U – wie Ultreia (alles freiwillig)
ULTREIA ET SUSEIA, DEUS, ADJUVA NOS !
Zu Ultreia, „vorwärts“, diesem uralten Pilgergruß gibt es in Frankreich ein Lied. Ultreia, Ultreia et suseia, Deus, adjuva nos, dieses Lied haben wir in Frankreich, auf der Via Podiensis oft gesungen. Dieses Lied erinnert mich immer an unsere Wanderung auf der Via Podiensis, als wir in Lectoure in der Gascogne bei dem charismatischen Abbé Pierre zu Gast waren. Der alte Abbé ließ nach der Messe Lieder- und Gebetstexte an die anwesenden Pilger verteilen und so sangen wir im Pfarrhaus dann am Abendbrottisch gemeinsam „Ultreia“! Vorwärts, das ist die Bewegung des Pilgers auf seinem Weg. Vorwärts zum Ziel und himmelwärts die Gedanken.
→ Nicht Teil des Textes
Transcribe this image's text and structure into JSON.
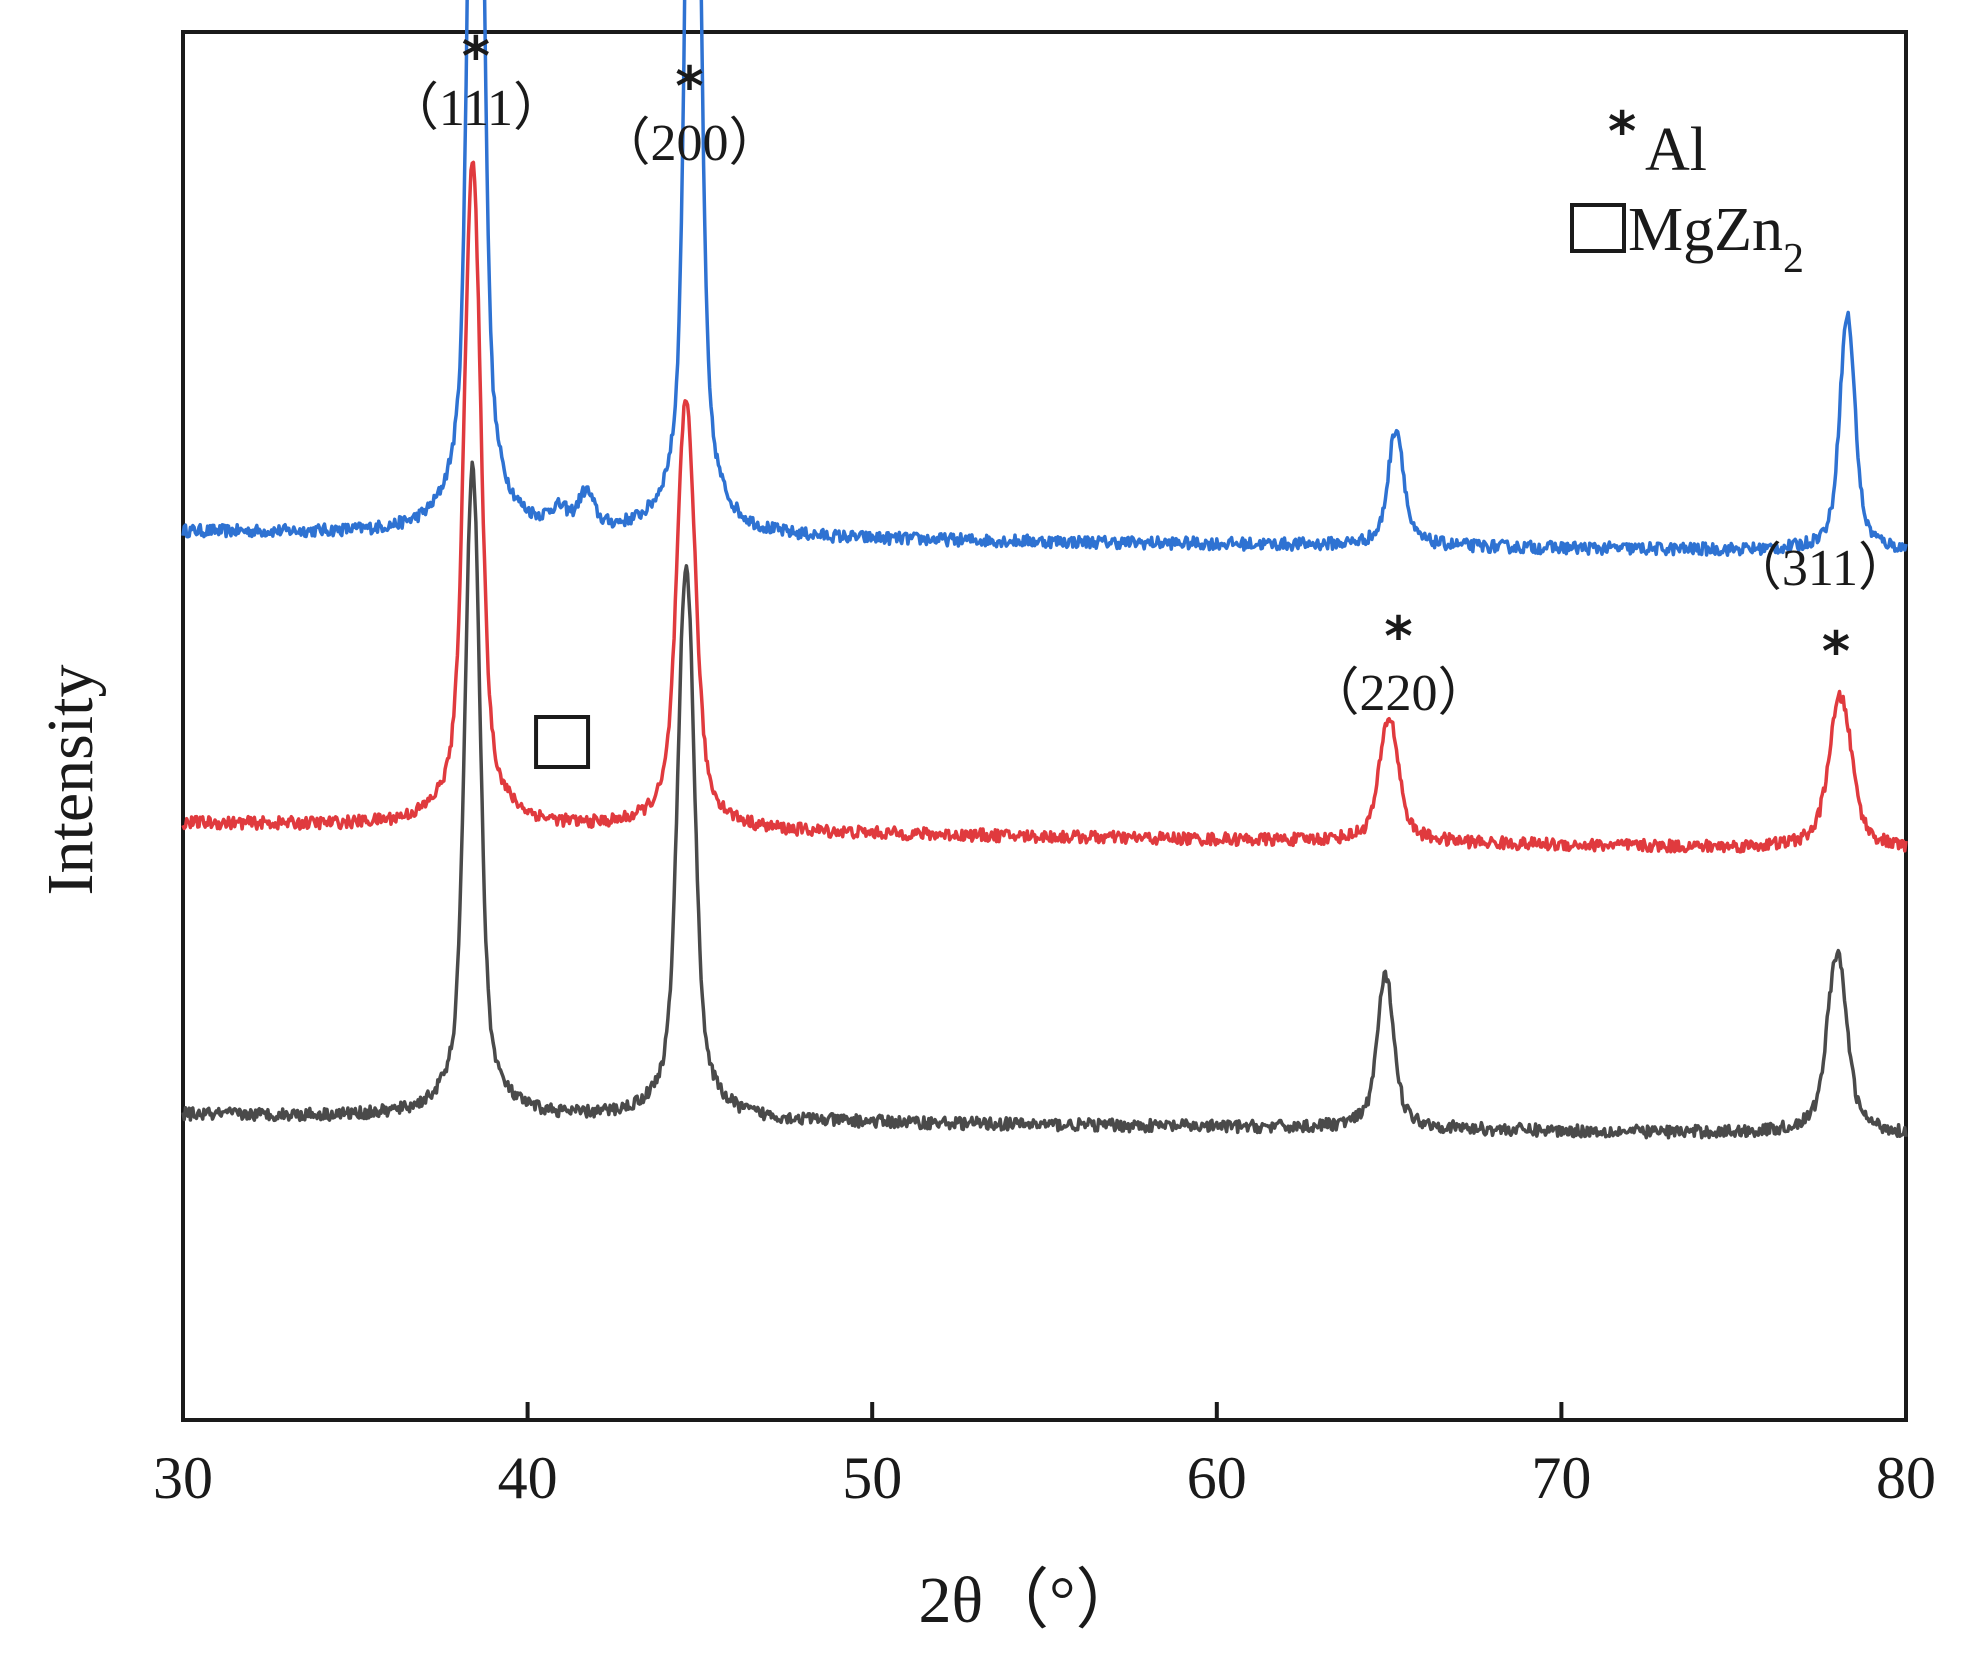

Ein Lied, das motiviert, das Ziel nicht aus den Augen zu verlieren und deutlich macht, wer der Unterstützer dieser Pilgerfahrt ist. „Mit Gottes Hilfe“ geht es nun schon seit tausend Jahren durch Europa, auf dem Sternenweg des Charlemagne, dem Sternenweg Karls des Großen, mit dem Ziel Compostelle, am Ende der Welt, wo der lächelnde Herr Jakobus die Pilger erwartet.
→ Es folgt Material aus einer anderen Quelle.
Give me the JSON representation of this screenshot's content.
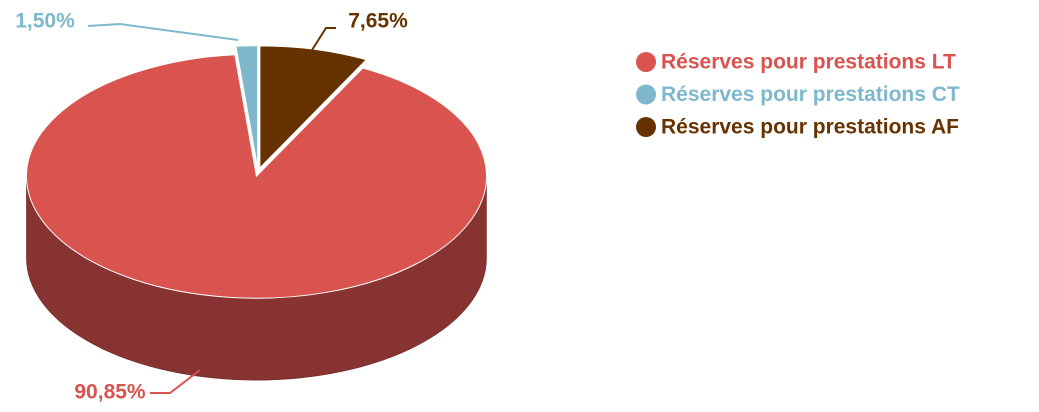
{
  "chart_data": {
    "type": "pie3d",
    "categories": [
      "Réserves pour prestations LT",
      "Réserves pour prestations CT",
      "Réserves pour prestations AF"
    ],
    "values": [
      90.85,
      1.5,
      7.65
    ],
    "value_labels": [
      "90,85%",
      "1,50%",
      "7,65%"
    ],
    "colors": [
      "#d9534f",
      "#7fb8cc",
      "#663300"
    ],
    "legend": "right"
  }
}
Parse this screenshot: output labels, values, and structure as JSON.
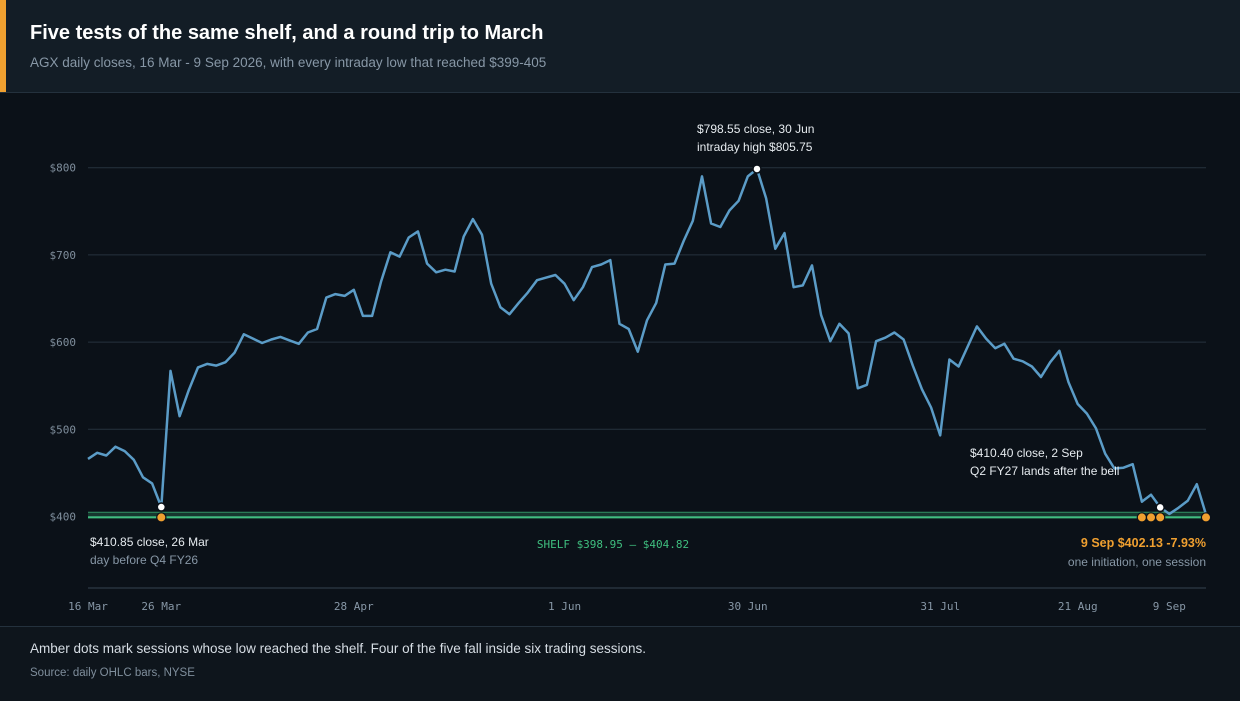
{
  "header": {
    "title": "Five tests of the same shelf, and a round trip to March",
    "subtitle": "AGX daily closes, 16 Mar - 9 Sep 2026, with every intraday low that reached $399-405"
  },
  "footer": {
    "note": "Amber dots mark sessions whose low reached the shelf. Four of the five fall inside six trading sessions.",
    "source": "Source: daily OHLC bars, NYSE"
  },
  "colors": {
    "line": "#5b9cc7",
    "shelf": "#3fbf7f",
    "amber": "#f0a030",
    "grid": "#26323d",
    "background": "#0b1118"
  },
  "chart_data": {
    "type": "line",
    "y_ticks": [
      400,
      500,
      600,
      700,
      800
    ],
    "y_tick_labels": [
      "$400",
      "$500",
      "$600",
      "$700",
      "$800"
    ],
    "ylim": [
      400,
      800
    ],
    "x_ticks": [
      {
        "x": 0,
        "label": "16 Mar"
      },
      {
        "x": 8,
        "label": "26 Mar"
      },
      {
        "x": 29,
        "label": "28 Apr"
      },
      {
        "x": 52,
        "label": "1 Jun"
      },
      {
        "x": 72,
        "label": "30 Jun"
      },
      {
        "x": 93,
        "label": "31 Jul"
      },
      {
        "x": 108,
        "label": "21 Aug"
      },
      {
        "x": 118,
        "label": "9 Sep"
      }
    ],
    "series": [
      {
        "values": [
          466,
          473,
          470,
          480,
          475,
          465,
          445,
          438,
          410.85,
          567,
          515,
          545,
          571,
          575,
          573,
          577,
          588,
          609,
          604,
          599,
          603,
          606,
          602,
          598,
          611,
          615,
          651,
          655,
          653,
          660,
          630,
          630,
          670,
          703,
          698,
          720,
          727,
          690,
          680,
          683,
          681,
          721,
          741,
          723,
          667,
          640,
          632,
          645,
          657,
          671,
          674,
          677,
          667,
          648,
          663,
          686,
          689,
          694,
          621,
          615,
          589,
          625,
          645,
          689,
          690,
          716,
          739,
          790,
          736,
          732,
          751,
          762,
          790,
          798.55,
          765,
          707,
          725,
          663,
          665,
          688,
          631,
          601,
          621,
          610,
          547,
          551,
          601,
          605,
          611,
          603,
          573,
          546,
          525,
          493,
          580,
          572,
          595,
          618,
          604,
          593,
          598,
          581,
          578,
          572,
          560,
          577,
          590,
          554,
          529,
          518,
          501,
          472,
          455,
          456,
          460,
          417,
          425,
          410.4,
          403,
          410,
          418,
          437,
          402.13
        ]
      }
    ],
    "shelf": {
      "low": 398.95,
      "high": 404.82,
      "label": "SHELF  $398.95 – $404.82"
    },
    "amber_dots_x": [
      8,
      115,
      116,
      117,
      122
    ],
    "annotations": {
      "peak": {
        "x": 73,
        "y": 798.55,
        "line1": "$798.55 close, 30 Jun",
        "line2": "intraday high $805.75"
      },
      "march_low": {
        "x": 8,
        "y": 410.85,
        "line1": "$410.85 close, 26 Mar",
        "line2": "day before Q4 FY26"
      },
      "sep2": {
        "x": 117,
        "y": 410.4,
        "line1": "$410.40 close, 2 Sep",
        "line2": "Q2 FY27 lands after the bell"
      },
      "last": {
        "line1": "9 Sep  $402.13  -7.93%",
        "line2": "one initiation, one session"
      }
    }
  }
}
Ein ehrenamtlicher Pilgerbetreuer der Kathedrale von Santiago berichtete uns von der historischen Pilgerbetreuung der Versorgung mit Lebensmitteln und mit Kleidung, denn die historischen Pilger mussten auf einem ähnlich beschwerlichen Weg zurück nach Hause, wie sie gekommen waren. Keine Seele ginge auf dem Weg nach Santiago verloren, denn der unterwegs verstorbenen Pilger wurde in der Kathedrale gedacht.
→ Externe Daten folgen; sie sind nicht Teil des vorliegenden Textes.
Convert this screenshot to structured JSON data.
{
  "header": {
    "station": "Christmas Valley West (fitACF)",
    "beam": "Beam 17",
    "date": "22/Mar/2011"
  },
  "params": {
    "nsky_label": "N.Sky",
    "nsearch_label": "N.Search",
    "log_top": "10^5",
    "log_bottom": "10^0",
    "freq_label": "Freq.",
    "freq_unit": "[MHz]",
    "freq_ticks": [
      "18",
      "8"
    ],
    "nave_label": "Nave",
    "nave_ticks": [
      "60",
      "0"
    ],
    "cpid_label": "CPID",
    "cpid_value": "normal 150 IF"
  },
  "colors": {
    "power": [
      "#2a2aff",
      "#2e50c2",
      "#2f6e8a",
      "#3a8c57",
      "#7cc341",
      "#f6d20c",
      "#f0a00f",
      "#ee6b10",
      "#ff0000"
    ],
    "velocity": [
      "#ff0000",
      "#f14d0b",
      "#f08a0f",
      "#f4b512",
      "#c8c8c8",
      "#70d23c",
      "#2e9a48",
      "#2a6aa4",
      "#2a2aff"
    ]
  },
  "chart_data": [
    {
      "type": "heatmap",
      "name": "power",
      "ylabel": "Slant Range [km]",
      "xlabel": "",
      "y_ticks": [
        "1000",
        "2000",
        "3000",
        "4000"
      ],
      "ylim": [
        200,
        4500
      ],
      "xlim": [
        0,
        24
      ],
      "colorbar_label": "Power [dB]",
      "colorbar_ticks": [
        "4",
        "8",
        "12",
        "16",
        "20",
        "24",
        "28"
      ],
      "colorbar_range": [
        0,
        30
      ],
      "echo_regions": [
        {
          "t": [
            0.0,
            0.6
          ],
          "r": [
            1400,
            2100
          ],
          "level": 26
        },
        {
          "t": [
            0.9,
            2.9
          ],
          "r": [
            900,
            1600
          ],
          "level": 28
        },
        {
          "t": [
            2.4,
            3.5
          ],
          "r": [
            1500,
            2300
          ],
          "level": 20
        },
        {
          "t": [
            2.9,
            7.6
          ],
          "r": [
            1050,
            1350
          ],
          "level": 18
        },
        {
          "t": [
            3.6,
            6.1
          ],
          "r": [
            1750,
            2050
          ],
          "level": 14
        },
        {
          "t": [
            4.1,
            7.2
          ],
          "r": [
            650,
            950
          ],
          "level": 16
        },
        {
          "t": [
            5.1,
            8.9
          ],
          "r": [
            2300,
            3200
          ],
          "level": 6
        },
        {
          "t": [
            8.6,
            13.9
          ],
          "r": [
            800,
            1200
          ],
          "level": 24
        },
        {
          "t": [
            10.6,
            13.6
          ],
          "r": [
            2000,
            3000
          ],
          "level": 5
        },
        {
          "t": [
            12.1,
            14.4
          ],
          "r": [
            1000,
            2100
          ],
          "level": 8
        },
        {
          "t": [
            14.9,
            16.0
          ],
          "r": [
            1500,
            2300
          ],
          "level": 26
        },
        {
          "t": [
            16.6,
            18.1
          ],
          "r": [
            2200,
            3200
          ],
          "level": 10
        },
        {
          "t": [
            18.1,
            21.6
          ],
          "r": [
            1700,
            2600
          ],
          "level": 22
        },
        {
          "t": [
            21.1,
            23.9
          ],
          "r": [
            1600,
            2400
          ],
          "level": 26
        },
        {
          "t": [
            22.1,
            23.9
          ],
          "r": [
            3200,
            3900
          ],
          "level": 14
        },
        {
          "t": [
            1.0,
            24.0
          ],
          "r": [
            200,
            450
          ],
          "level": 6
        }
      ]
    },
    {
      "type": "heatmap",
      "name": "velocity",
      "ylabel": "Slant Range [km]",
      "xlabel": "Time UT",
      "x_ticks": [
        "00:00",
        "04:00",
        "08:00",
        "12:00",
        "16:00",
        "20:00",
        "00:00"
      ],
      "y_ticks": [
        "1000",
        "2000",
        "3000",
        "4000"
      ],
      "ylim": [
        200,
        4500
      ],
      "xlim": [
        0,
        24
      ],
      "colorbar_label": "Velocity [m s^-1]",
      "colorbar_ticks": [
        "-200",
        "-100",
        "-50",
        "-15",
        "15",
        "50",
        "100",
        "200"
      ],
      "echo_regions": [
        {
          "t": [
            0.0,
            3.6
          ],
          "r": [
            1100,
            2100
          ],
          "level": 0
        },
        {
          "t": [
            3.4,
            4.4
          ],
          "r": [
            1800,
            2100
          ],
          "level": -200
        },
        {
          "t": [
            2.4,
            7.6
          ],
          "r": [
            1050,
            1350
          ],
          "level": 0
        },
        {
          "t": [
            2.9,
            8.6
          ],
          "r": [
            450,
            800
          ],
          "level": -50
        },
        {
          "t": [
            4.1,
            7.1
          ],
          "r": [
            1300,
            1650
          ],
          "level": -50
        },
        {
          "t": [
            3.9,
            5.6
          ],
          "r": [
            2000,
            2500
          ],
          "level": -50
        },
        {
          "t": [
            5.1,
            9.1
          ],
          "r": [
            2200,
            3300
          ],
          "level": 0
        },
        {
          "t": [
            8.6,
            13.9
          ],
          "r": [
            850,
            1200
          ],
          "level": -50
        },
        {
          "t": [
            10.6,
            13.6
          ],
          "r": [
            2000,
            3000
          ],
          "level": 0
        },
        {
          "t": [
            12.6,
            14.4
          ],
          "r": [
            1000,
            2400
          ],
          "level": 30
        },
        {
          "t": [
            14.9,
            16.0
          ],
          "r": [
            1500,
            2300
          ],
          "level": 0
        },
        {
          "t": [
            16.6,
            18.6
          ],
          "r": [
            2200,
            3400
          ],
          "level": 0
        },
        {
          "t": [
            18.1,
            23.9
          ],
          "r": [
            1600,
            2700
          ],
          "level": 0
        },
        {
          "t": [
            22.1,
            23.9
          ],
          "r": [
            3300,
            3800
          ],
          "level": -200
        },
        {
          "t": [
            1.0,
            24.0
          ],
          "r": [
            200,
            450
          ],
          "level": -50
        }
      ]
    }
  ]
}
Und ein Legende gab es für uns Pilger außerdem: Der Apostel Santiago hatte in Hispanien wenig erfolgreich missioniert. Als er sich im Jahr 40 n. Chr. am Ufer des Flusses Ebro seinen trüben Gedanken hin gab, erschien ihm auf einer Säule Maria, die damals noch lebende Mutter Jesu. Die Jungfrau tröstete ihn damit, dass nach seinem Tod die Missionierungen sehr zahlreich sein werden. Der Apostel veranlasste den Bau einer Kapelle bei Saragossa und kehrte nach Palästina zurück, wo er wenige Jahre später den Säuberungsaktionen des Herodes Agrippa I. zum Opfer fiel. An der Stelle in Saragossa, an der die Jungfrau auf der Säule (Pilar) erschien, wurde später die Basílika del Pilar errichtet, ein Wahrzeichen der Stadt. Und wie unser Pilgerbegleiter erwähnte, wenn man sich den Erfolg der Missionierungen vergegenwärtigen will, so bräuchte man sich nur die heutigen Pilgerstatistiken anzusehen. Dieses Engagement der deutschsprachigen Seelsorge kann man gar nicht hoch genug einschätzen, ich kann mir sehr gut vorstellen, dass es einen hohen Bedarf gibt und es ist gut, dass niemand in einer emotional aufgeladenen Situation alleine gelassen wird.